この記事では、MFC には実装されていない OLE API の領域について説明します。 また、実装されている機能と Windows SDK の OLE セクションとの対応関係についても説明します。
クラス ライブラリには実装されていない OLE 機能
OLE のいくつかのインターフェイスと機能は、MFC では直接提供されません。 それらの機能を使用する必要がある場合は、OLE API を直接呼び出してください。
IMoniker インターフェイス。IMoniker
インターフェイスはクラス ライブラリ (COleServerItem
クラスなど) に実装されていますが、今のところプログラマーには公開されていません。 このインターフェイスの詳細については、Windows SDK の OLE セクションにある OLE モニカーの実装に関するページを参照してください。 また、CMonikerFile クラスと CAsyncMonikerFile クラスに関するページも参照してください。

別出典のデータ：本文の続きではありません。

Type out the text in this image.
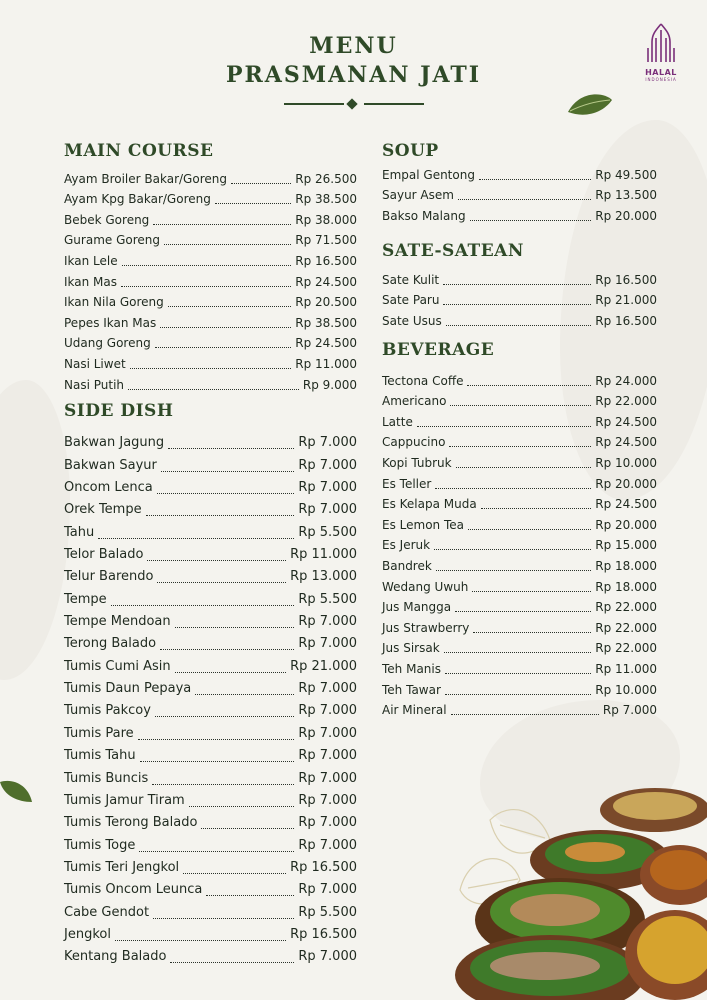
MENU
PRASMANAN JATI	HALAL
INDONESIA
MAIN COURSE
Ayam Broiler Bakar/Goreng	Rp 26.500
Ayam Kpg Bakar/Goreng	Rp 38.500
Bebek Goreng	Rp 38.000
Gurame Goreng	Rp 71.500
Ikan Lele	Rp 16.500
Ikan Mas	Rp 24.500
Ikan Nila Goreng	Rp 20.500
Pepes Ikan Mas	Rp 38.500
Udang Goreng	Rp 24.500
Nasi Liwet	Rp 11.000
Nasi Putih	Rp 9.000
SIDE DISH
Bakwan Jagung	Rp 7.000
Bakwan Sayur	Rp 7.000
Oncom Lenca	Rp 7.000
Orek Tempe	Rp 7.000
Tahu	Rp 5.500
Telor Balado	Rp 11.000
Telur Barendo	Rp 13.000
Tempe	Rp 5.500
Tempe Mendoan	Rp 7.000
Terong Balado	Rp 7.000
Tumis Cumi Asin	Rp 21.000
Tumis Daun Pepaya	Rp 7.000
Tumis Pakcoy	Rp 7.000
Tumis Pare	Rp 7.000
Tumis Tahu	Rp 7.000
Tumis Buncis	Rp 7.000
Tumis Jamur Tiram	Rp 7.000
Tumis Terong Balado	Rp 7.000
Tumis Toge	Rp 7.000
Tumis Teri Jengkol	Rp 16.500
Tumis Oncom Leunca	Rp 7.000
Cabe Gendot	Rp 5.500
Jengkol	Rp 16.500
Kentang Balado	Rp 7.000
SOUP
Empal Gentong	Rp 49.500
Sayur Asem	Rp 13.500
Bakso Malang	Rp 20.000
SATE-SATEAN
Sate Kulit	Rp 16.500
Sate Paru	Rp 21.000
Sate Usus	Rp 16.500
BEVERAGE
Tectona Coffe	Rp 24.000
Americano	Rp 22.000
Latte	Rp 24.500
Cappucino	Rp 24.500
Kopi Tubruk	Rp 10.000
Es Teller	Rp 20.000
Es Kelapa Muda	Rp 24.500
Es Lemon Tea	Rp 20.000
Es Jeruk	Rp 15.000
Bandrek	Rp 18.000
Wedang Uwuh	Rp 18.000
Jus Mangga	Rp 22.000
Jus Strawberry	Rp 22.000
Jus Sirsak	Rp 22.000
Teh Manis	Rp 11.000
Teh Tawar	Rp 10.000
Air Mineral	Rp 7.000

IUnknown と IMarshal インターフェイス。IUnknown
インターフェイスは、クラス ライブラリには実装されていますが、プログラマーには公開されていません。 IMarshal
インターフェイスは、クラス ライブラリには実装されておらず、内部的に使用されています。 クラス ライブラリを使用して作成されたオートメーション サーバーには、既にマーシャリング機能が組み込まれています。

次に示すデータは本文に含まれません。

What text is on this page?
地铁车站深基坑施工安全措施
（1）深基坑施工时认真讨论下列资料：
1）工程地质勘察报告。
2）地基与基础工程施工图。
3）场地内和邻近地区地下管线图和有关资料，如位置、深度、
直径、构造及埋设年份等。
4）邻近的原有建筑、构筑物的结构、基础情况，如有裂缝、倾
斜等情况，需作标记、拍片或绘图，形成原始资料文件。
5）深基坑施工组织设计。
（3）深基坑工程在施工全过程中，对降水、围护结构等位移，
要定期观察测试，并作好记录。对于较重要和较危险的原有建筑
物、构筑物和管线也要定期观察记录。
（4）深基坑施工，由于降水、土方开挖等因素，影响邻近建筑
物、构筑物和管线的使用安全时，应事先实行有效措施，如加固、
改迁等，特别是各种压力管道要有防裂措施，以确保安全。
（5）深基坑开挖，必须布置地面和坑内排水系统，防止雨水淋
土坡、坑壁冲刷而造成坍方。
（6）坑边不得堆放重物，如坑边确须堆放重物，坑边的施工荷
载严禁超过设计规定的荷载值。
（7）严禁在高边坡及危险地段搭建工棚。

Docfile (複合ファイル)。複合ファイルは、クラス ライブラリによって部分的にサポートされています。 複合ファイルを作成する以外で直接操作する関数は一切サポートされません。 MFC では、標準のファイル関数によるストリームの操作が、COleFileStream
クラスを使用してサポートされます。 詳細については、「コンテナー: 複合ファイル」の記事を参照してください。

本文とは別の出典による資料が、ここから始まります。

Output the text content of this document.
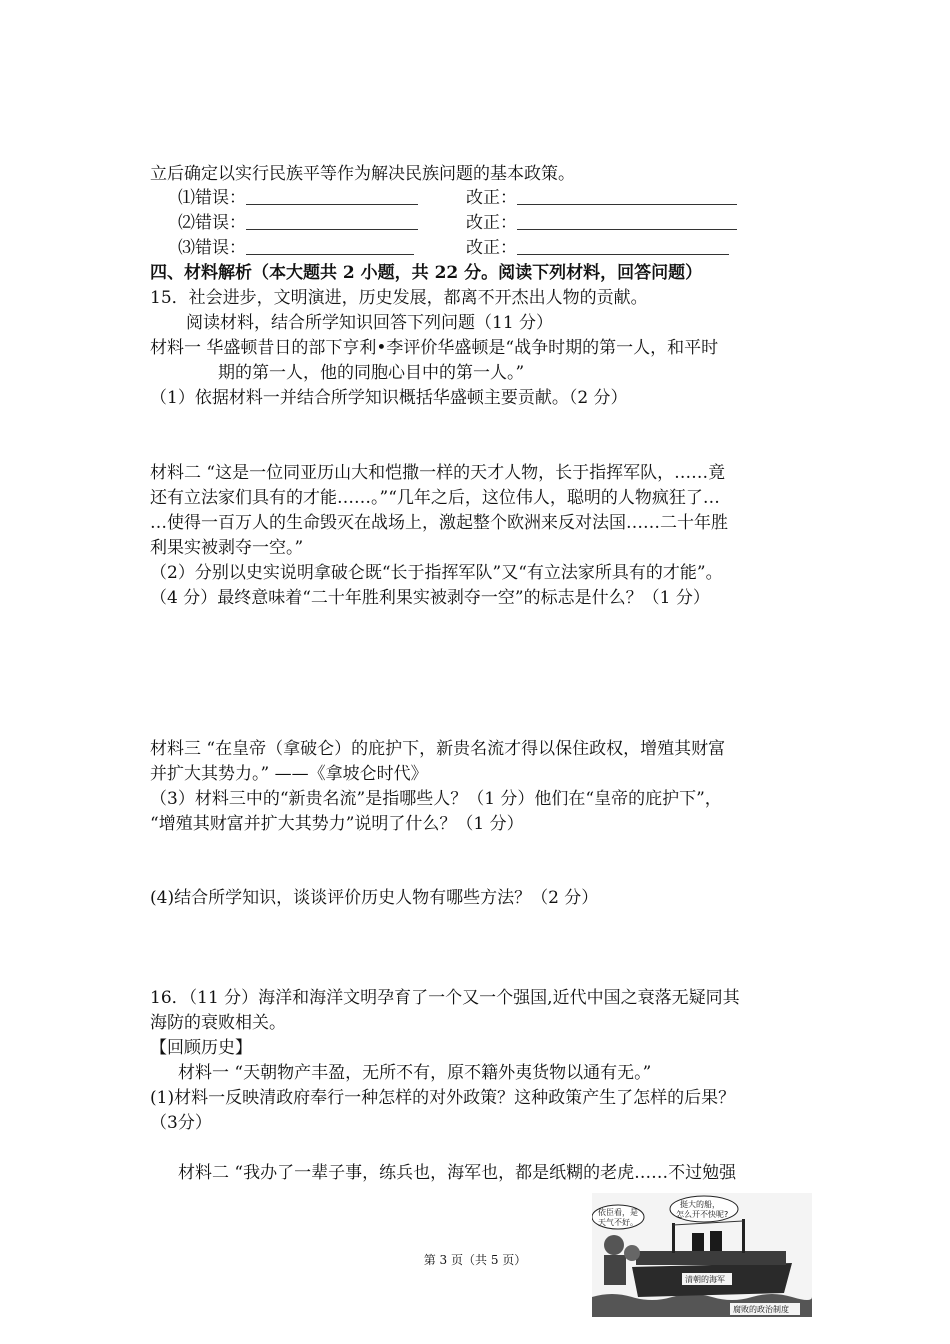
立后确定以实行民族平等作为解决民族问题的基本政策。
⑴错误：	改正：
⑵错误：	改正：
⑶错误：	改正：
四、材料解析（本大题共 2 小题，共 22 分。阅读下列材料，回答问题）
15．社会进步，文明演进，历史发展，都离不开杰出人物的贡献。
阅读材料，结合所学知识回答下列问题（11 分）
材料一 华盛顿昔日的部下亨利•李评价华盛顿是“战争时期的第一人，和平时
期的第一人，他的同胞心目中的第一人。”
（1）依据材料一并结合所学知识概括华盛顿主要贡献。（2 分）
材料二 “这是一位同亚历山大和恺撒一样的天才人物，长于指挥军队，……竟
还有立法家们具有的才能……。”“几年之后，这位伟人，聪明的人物疯狂了…
…使得一百万人的生命毁灭在战场上，激起整个欧洲来反对法国……二十年胜
利果实被剥夺一空。”
（2）分别以史实说明拿破仑既“长于指挥军队”又“有立法家所具有的才能”。
（4 分）最终意味着“二十年胜利果实被剥夺一空”的标志是什么？（1 分）
材料三 “在皇帝（拿破仑）的庇护下，新贵名流才得以保住政权，增殖其财富
并扩大其势力。” ——《拿坡仑时代》
（3）材料三中的“新贵名流”是指哪些人？（1 分）他们在“皇帝的庇护下”，
“增殖其财富并扩大其势力”说明了什么？（1 分）
(4)结合所学知识，谈谈评价历史人物有哪些方法？（2 分）
16．（11 分）海洋和海洋文明孕育了一个又一个强国,近代中国之衰落无疑同其
海防的衰败相关。
【回顾历史】
材料一 “天朝物产丰盈，无所不有，原不籍外夷货物以通有无。”
(1)材料一反映清政府奉行一种怎样的对外政策？这种政策产生了怎样的后果？
（3分）
材料二 “我办了一辈子事，练兵也，海军也，都是纸糊的老虎……不过勉强
第 3 页（共 5 页）
挺大的船，
怎么开不快呢?
依臣看，是
天气不好。
清朝的海军
腐败的政治制度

インプロセス サーバーとオブジェクト ハンドラー。インプロセス サーバーとオブジェクト ハンドラーを使用すると、ダイナミックリンク ライブラリ (DLL) へのビジュアル編集データや完全なコンポーネント オブジェクト モデル (COM) オブジェクトの実装が可能になります。 DLL の実装は、OLE API を直接呼び出すことで行えます。 ただし、オートメーション サーバーを記述していて、ご自分のサーバーにユーザー インターフェイスがない場合は、AppWizard を使用して、ご自分のサーバーをインプロセス サーバーとして作成し、それを DLL に完全に配置できます。 これらのトピックの詳細については、「オートメーション サーバー」を参照してください。
ヒント
オートメーション サーバーを実装する方法としては、DLL に配置するのが最も簡単です。 この方法は MFC でサポートされています。
Microsoft Foundation の OLE クラスに OLE インターフェイスがどのように実装されているかについて詳しくは、MFC のテクニカル ノート 38、39、40 を参照してください。